Que las Comisiones presidenciales ad hoc no tienen ninguna importancia lo ha dejado en claro el senador Ignacio Walker. Luego de meses de trabajo el equipo convocado por la presidenta Bachelet llegó a varias conclusiones que no hicieron otra cosa que reflejar lo sabido: la crisis por la que pasan no solo los partidos políticos, sino que todo el armado institucional.
Transformados en maquinarias de poder, los partidos políticos se han dado maña para permanecer como absolutamente necesarios para la democracia, pilares básicos para la pluralidad, representantes irremplazables de la ciudadanía, entre otros adjetivos vistosos tanto como mentirosos.
Pero lo cierto es que han devenido en organismos mafiosos en los cuales mandan los mismos de siempre, en donde no existe democracia interna y en donde nadie sabe quien milita y quién no. Pero que se aprestan a repartir la torta cada vez que se necesite.

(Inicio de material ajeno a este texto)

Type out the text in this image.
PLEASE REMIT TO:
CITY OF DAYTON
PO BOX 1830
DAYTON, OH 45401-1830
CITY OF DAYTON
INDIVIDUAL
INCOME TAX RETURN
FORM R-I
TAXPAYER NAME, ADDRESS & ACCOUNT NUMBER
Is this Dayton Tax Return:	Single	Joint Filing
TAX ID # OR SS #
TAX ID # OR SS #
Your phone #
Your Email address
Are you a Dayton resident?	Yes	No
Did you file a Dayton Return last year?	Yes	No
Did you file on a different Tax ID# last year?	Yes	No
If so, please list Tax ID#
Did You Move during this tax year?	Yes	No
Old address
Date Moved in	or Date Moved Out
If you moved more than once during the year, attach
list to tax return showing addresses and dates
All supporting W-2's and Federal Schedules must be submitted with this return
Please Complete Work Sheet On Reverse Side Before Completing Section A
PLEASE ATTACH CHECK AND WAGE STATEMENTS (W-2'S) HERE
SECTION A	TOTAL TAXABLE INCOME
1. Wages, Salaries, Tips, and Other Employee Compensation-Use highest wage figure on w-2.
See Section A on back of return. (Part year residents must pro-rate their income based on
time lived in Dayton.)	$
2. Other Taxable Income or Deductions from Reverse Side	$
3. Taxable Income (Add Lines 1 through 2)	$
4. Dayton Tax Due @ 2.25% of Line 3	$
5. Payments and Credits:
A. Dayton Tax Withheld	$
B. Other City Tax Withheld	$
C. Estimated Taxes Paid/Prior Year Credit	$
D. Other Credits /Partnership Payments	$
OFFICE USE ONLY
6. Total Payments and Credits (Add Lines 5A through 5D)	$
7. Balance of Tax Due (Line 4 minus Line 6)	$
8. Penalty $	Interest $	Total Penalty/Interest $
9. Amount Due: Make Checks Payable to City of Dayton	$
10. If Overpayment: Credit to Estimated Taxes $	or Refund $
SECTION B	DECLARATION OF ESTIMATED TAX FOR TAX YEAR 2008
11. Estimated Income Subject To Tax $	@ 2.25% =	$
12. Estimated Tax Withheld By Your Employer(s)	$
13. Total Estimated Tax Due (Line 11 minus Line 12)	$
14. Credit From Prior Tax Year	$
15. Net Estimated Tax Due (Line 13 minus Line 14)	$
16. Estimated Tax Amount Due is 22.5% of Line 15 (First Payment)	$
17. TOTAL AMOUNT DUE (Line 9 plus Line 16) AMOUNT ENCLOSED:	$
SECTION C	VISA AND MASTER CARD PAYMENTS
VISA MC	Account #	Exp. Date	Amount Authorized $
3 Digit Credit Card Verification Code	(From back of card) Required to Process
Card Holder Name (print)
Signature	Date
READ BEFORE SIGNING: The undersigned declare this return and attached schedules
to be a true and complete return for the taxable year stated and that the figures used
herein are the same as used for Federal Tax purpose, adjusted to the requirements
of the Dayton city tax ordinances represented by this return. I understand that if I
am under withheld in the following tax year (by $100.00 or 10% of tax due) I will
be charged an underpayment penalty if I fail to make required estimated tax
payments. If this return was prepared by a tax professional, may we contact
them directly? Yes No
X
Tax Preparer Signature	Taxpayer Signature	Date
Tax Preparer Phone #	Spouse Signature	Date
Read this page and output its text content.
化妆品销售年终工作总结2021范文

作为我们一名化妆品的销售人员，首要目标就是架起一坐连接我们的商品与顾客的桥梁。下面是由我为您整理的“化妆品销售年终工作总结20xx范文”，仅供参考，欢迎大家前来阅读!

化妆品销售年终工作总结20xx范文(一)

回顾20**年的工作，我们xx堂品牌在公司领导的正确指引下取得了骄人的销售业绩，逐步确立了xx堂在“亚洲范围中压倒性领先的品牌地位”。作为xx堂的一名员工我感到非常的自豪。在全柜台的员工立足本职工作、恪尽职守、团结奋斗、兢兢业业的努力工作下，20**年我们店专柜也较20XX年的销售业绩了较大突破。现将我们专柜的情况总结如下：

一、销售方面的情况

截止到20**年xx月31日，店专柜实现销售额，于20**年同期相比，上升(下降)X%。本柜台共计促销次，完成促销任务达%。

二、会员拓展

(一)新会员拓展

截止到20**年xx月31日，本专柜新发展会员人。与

La comisión Engel propuso entre otras cosas que se sincerara el padrón de militantes porque la sospecha de que en esos listados hay más fantasmas que seres de carne y hueso es compartida por todos.
Fue suficiente para que el senador Walker disparara contra Engel. Y la agresión senatorial va por el lado más extraño: le reprocha no ser del mundo de la política. Le resta derecho a un civil que osa una crítica que comparte más del noventa por ciento de la población y la que Walker se pasa por el perineo.
Lo cierto, es que los partidos políticos son maquinarias desde los que se reparte el botín del poder del Estado y, por qué no, del sector privado, la otra ala de su competencia.
Luego del término de la dictadura, por lo menos en su expresión más bruta y criminal, los partidos políticos intentaron con éxito tomar lo que dejaron los uniformes. Y a partir de ese hecho, todo el poder se centró en esos aparatos en los que jamás ha entrado la luz del día.
En breve se dieron cuenta que daba lo mismo si se obraba en una dirección u otra. Si mentían o no. Si las ofertas de las campañas electorales eran o no posibles.
Y muy luego, las interminables filas de carteles de las campañas electorales prescindieron de la identificación partidaria y solo era necesario posar con el político mejor evaluado.
Se apostó con éxito al reflejo condicionando de una ciudadanía atontada por la machacona propaganda, por las deudas y la necesidad de creer en algo.
Pero las casualidades que hay en toda cosa importante vendrían a remover mucho más el ya desprestigiado fango militante: un accidente procesal abriría las compuertas al peor escándalo que ha comprometido a los partidos políticos: se hizo público lo que todo el mundo sabía desde siempre: los ricos y poderosos financian a los políticos.
Lo novedoso en este caso es que sectores de la Concertación aparecían en las siniestras listas de las empresas dueñas de casi todo Chile, financiando a militantes que aparecían como enconados e irreversibles enemigos de quienes les untaban la mano con muchos millones.
Se hizo público lo sabido.
Y he ahí, como en casos anteriores, que la presidenta Bachelet, corta y perezosa, deriva el caso a un equipo que se suponía iba entregar directrices para superar un escándalo que amenazaba los pilares mismos del sistema.
Encabezada por el señor Engel, esa comisión debía buscar solución urgente a un caso que corroía lo existente: modificar la lógica de partidos políticos antes que la ambición lo desmorone todo.
Es cuando aparece Walker y desenfunda.
Y en su arrebato prepotente olvida o no considera que si de algo está cansada la gente es precisamente de la gente como el senador Walker y de todos quienes han hecho posible la desgracia de vivir en un país castigado por esa peste que él tan bien representa y que se aferra con dientes y uñas a sus prebendas, beneficios, privilegios y botines.